En la delegación de Policía de Petrópolis está el libro en el cual el detective Barcelos de Souza escribió las únicas líneas de su vida por las que su existencia no sería un fracaso. Después de anotar en las hojas de incidencias un hurto y un atropellamiento, pasa a narrar brevemente la tentativa de suicidio de una muchacha de quince años a causa de la discusión que había mantenido con su madre por «amores contrariados». A continuación, el tal Barcelos registra lo siguiente:
«Suicidio: ás 16:45 do día 23 de fevreiro, sendo comunicado a esta delegagáo, por Sérgio Ferreira Dias, que descobriram um casal de suicidas no prédio sito a rua Gongalves Dias, número 34, nesta cidade, compareceram ao local os investigadores Luís Autram e Dihel Monteiro, verificando que se encontravam mortos, sobre o leito, o célebre escritor Stefan Zweig e sua mulher Elizabeth Zweig. Pelo menos, foram encontrados os copos para ingerir o tóxico, diversas declaragóes escritas e dinheiro, tudo debidamente arrolado. Se quando encontravam no mesmo prédio foi verificada a ocorréncia os empregados ali residentes Ana de Oliveira Alvarenga, Antonio Morais e Dulce Morais»
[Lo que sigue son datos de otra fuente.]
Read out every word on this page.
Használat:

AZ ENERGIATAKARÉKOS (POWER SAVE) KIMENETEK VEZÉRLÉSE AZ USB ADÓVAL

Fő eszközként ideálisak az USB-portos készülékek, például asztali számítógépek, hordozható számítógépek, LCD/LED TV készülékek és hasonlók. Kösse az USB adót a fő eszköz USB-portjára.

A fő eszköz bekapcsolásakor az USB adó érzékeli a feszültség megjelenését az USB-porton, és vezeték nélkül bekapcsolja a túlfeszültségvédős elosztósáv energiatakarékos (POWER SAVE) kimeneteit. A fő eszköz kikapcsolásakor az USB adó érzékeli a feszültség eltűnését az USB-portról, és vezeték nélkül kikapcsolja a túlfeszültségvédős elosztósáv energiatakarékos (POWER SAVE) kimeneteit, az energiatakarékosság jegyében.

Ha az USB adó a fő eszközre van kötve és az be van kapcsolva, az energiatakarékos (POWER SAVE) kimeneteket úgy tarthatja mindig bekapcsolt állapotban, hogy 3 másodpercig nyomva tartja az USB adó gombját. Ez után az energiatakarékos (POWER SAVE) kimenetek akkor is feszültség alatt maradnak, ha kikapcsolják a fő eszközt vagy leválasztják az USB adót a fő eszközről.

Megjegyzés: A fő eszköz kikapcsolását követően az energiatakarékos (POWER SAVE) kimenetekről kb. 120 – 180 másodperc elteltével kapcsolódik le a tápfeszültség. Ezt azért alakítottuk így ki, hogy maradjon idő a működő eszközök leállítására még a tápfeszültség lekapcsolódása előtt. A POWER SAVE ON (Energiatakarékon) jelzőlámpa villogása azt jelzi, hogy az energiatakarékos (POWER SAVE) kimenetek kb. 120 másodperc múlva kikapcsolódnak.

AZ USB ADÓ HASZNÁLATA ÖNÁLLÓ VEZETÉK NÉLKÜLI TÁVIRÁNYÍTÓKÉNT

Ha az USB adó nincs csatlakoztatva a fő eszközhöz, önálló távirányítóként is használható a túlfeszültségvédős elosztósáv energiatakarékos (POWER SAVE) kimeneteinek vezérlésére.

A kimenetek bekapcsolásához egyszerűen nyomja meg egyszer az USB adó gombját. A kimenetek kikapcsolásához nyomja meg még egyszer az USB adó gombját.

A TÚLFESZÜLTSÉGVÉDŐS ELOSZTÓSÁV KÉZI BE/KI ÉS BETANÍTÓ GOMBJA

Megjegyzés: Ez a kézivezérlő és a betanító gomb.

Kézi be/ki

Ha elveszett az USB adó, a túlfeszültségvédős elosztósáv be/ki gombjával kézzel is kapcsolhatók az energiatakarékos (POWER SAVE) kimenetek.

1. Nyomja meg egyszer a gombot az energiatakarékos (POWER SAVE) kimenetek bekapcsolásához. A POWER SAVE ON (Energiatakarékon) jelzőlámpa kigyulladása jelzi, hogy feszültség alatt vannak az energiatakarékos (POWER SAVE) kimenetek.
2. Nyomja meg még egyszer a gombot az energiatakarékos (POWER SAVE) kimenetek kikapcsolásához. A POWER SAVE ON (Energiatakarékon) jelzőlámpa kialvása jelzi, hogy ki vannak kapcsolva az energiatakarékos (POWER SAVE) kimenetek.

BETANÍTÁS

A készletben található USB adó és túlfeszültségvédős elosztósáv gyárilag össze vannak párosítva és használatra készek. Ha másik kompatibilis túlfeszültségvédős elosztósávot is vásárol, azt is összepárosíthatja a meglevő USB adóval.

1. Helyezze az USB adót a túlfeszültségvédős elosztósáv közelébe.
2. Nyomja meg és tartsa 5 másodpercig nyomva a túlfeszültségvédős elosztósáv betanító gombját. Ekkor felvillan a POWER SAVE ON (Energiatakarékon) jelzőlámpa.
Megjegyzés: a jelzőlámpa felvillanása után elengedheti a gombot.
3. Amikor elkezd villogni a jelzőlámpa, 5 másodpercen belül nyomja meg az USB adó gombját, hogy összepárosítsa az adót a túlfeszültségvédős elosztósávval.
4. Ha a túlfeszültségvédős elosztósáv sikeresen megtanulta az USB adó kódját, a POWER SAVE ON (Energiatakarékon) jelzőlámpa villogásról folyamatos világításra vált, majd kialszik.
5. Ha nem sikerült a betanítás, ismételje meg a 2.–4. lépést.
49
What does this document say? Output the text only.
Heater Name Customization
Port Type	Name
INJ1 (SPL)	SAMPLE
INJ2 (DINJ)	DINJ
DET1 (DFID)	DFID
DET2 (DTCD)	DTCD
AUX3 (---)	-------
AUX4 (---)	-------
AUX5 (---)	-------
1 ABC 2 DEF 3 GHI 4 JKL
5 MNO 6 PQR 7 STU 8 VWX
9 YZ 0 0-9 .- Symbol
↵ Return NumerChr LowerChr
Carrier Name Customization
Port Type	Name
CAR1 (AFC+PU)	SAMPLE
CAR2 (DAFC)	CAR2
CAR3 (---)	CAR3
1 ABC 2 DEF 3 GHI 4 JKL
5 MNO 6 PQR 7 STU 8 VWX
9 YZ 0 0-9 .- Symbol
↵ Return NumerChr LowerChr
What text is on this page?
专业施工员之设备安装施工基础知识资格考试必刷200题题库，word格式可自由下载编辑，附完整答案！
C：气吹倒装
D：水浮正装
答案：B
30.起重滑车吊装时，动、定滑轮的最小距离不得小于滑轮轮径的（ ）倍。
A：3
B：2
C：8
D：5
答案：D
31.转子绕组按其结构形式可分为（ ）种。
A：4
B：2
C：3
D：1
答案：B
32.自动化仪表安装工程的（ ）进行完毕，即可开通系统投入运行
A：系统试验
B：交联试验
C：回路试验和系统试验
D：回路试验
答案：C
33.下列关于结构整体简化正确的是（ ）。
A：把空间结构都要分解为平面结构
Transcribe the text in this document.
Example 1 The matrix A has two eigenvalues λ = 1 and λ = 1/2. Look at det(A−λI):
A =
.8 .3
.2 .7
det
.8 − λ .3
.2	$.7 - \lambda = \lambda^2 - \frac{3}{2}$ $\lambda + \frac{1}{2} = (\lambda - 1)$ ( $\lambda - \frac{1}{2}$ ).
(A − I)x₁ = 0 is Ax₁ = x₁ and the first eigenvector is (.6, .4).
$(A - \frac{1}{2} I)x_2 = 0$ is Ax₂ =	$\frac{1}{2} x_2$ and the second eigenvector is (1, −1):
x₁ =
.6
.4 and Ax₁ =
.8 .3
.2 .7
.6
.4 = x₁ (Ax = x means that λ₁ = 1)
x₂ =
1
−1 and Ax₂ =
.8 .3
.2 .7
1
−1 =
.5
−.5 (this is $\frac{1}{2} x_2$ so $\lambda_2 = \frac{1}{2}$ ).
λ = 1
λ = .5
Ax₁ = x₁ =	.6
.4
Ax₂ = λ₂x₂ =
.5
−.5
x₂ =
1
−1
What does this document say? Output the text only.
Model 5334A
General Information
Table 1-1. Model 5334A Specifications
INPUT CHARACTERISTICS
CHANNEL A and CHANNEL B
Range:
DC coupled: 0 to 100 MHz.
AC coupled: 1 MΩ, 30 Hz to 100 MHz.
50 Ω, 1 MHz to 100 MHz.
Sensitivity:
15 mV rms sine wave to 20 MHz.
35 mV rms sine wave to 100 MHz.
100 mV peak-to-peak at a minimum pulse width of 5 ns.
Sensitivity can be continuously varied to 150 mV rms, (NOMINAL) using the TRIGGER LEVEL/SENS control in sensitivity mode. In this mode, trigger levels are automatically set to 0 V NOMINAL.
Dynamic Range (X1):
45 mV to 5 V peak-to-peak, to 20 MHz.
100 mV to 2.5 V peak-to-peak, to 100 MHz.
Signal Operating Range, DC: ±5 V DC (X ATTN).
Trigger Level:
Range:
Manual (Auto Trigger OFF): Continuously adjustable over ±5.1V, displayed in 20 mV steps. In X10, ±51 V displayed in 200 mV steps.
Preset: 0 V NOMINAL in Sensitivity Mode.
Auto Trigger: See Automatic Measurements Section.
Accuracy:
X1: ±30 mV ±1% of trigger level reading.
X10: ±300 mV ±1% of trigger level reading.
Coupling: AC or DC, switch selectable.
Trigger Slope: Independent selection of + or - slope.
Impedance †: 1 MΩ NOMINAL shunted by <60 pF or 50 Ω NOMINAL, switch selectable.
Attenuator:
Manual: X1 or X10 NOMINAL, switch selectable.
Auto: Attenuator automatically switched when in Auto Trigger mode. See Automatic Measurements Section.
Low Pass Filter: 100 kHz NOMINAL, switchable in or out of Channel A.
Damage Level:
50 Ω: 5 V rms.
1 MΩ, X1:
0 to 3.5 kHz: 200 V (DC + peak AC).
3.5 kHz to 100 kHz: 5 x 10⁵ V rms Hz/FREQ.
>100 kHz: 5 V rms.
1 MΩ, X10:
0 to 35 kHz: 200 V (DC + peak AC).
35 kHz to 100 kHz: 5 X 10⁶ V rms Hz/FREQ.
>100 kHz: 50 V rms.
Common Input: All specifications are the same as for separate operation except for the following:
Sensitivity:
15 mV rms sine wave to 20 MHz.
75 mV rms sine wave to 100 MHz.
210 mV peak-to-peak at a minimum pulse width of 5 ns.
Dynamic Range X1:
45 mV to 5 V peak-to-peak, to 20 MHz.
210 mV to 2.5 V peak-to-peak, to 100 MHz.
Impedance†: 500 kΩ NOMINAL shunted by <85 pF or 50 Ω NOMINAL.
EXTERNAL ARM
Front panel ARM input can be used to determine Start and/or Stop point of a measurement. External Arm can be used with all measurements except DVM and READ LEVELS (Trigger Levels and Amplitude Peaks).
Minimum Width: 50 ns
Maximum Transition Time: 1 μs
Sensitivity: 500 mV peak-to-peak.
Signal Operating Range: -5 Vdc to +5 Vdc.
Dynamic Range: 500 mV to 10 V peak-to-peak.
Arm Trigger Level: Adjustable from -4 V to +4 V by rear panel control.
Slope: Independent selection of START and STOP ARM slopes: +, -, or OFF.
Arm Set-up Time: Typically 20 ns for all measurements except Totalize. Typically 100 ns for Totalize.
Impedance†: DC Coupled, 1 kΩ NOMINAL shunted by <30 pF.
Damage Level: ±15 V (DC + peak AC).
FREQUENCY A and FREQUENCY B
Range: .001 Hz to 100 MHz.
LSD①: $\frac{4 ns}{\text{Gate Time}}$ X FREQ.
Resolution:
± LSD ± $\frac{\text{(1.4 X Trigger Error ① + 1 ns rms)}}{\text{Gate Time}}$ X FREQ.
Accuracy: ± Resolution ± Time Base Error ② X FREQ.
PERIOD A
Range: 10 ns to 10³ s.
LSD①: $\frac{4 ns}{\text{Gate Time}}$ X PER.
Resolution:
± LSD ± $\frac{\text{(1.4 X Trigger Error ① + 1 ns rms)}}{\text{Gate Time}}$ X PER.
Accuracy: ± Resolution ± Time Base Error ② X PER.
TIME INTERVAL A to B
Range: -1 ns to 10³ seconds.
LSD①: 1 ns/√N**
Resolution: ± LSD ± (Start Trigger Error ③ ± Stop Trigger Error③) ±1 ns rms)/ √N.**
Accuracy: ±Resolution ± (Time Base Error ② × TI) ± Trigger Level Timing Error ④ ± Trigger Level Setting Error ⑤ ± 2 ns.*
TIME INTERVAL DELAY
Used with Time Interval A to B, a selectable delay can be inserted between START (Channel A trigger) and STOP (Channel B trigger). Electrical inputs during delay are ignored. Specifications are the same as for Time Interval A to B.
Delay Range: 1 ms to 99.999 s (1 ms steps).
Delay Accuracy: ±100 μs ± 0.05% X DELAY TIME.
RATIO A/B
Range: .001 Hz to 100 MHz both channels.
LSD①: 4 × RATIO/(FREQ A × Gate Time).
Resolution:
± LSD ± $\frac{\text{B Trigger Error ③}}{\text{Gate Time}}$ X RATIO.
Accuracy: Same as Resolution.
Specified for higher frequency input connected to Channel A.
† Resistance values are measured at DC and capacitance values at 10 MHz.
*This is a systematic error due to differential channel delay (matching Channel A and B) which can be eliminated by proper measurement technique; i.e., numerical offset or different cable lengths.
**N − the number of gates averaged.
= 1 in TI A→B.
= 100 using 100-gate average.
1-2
. El texto del detective Barcelos de Souza finaliza reseñando una agresión a las 20:30 horas y termina su informe con estas palabras:
«Nada mais digno de registro ocorreu que chegasse ao meu conhecimento»
.

El suicidio estuvo siempre presente en la vida de Stefan y fue también un argumento literario en, al menos, ocho de sus obras, entre ellas,
Carta de una desconocida
y
Veinticuatro horas de la vida de una mujer
. En el Episodio de Genfer See, el protagonista, un prisionero de guerra ruso, no soporta el aislamiento y la nostalgia por su patria y termina por quitarse la vida tirándose al lago, en Ginebra. Depresivo, sin una medicación apropiada, pues odiaba a los médicos, incluso a aquellos que recetaban remedios para el alma, padecía un insomnio permanente que únicamente le aminoraban los somníferos. A medida que el tiempo fue pasando, él mismo se convirtió en el principal peligro para sí mismo. Lotte no sabía qué hacer, incluso se encontraba más aislada y solitaria que él; y él, sin libros, con gran parte de sus mejores amigos muertos, arriesgando su nombre y su dignidad en un país al borde de entregarse en manos de los alemanes. A pesar de todo, los Zweig asistieron en los últimos días de su existencia a algunos actos sociales. Se acercaron hasta Río para ver el Carnaval desde el apartamento de Koogan, en la elegante rua Paysandu, en el Flamengo, y salieron a la calle para verlo más directamente. Se cruzó, sin encontrarse, con Orson Welles, que acababa de llegar a Río sin haber dejado concluida
The Magnificent Ambersons
. La productora le encargó a Robert Wise que la terminase. Stefan Zweig, en medio de aquel jolgorio, lee en la prensa noticias desesperanzadoras. En los periódicos de Río se habla ya de ensayos de alarmas antiaéreas y de la presencia de espías nazis. A pesar de todo, durante esos últimos días, tuvo algunos momentos de optimismo al retomar la escritura sobre Montaigne, pero como le había escrito en una carta a su buen amigo, Sigmund Freud, el libro que de verdad necesitaría escribir debería versar sobre la tragedia del judaísmo. Zweig, tanto en Río como en Petrópolis, tuvo esporádicos contactos con algunos judíos de allí, más de una manera individual que colectiva. Visitó el Colegio Israelita Brasileiro Sholem Aleichem y siguió durante algún tiempo buscando vías de escape de los perseguidos hacia Brasil.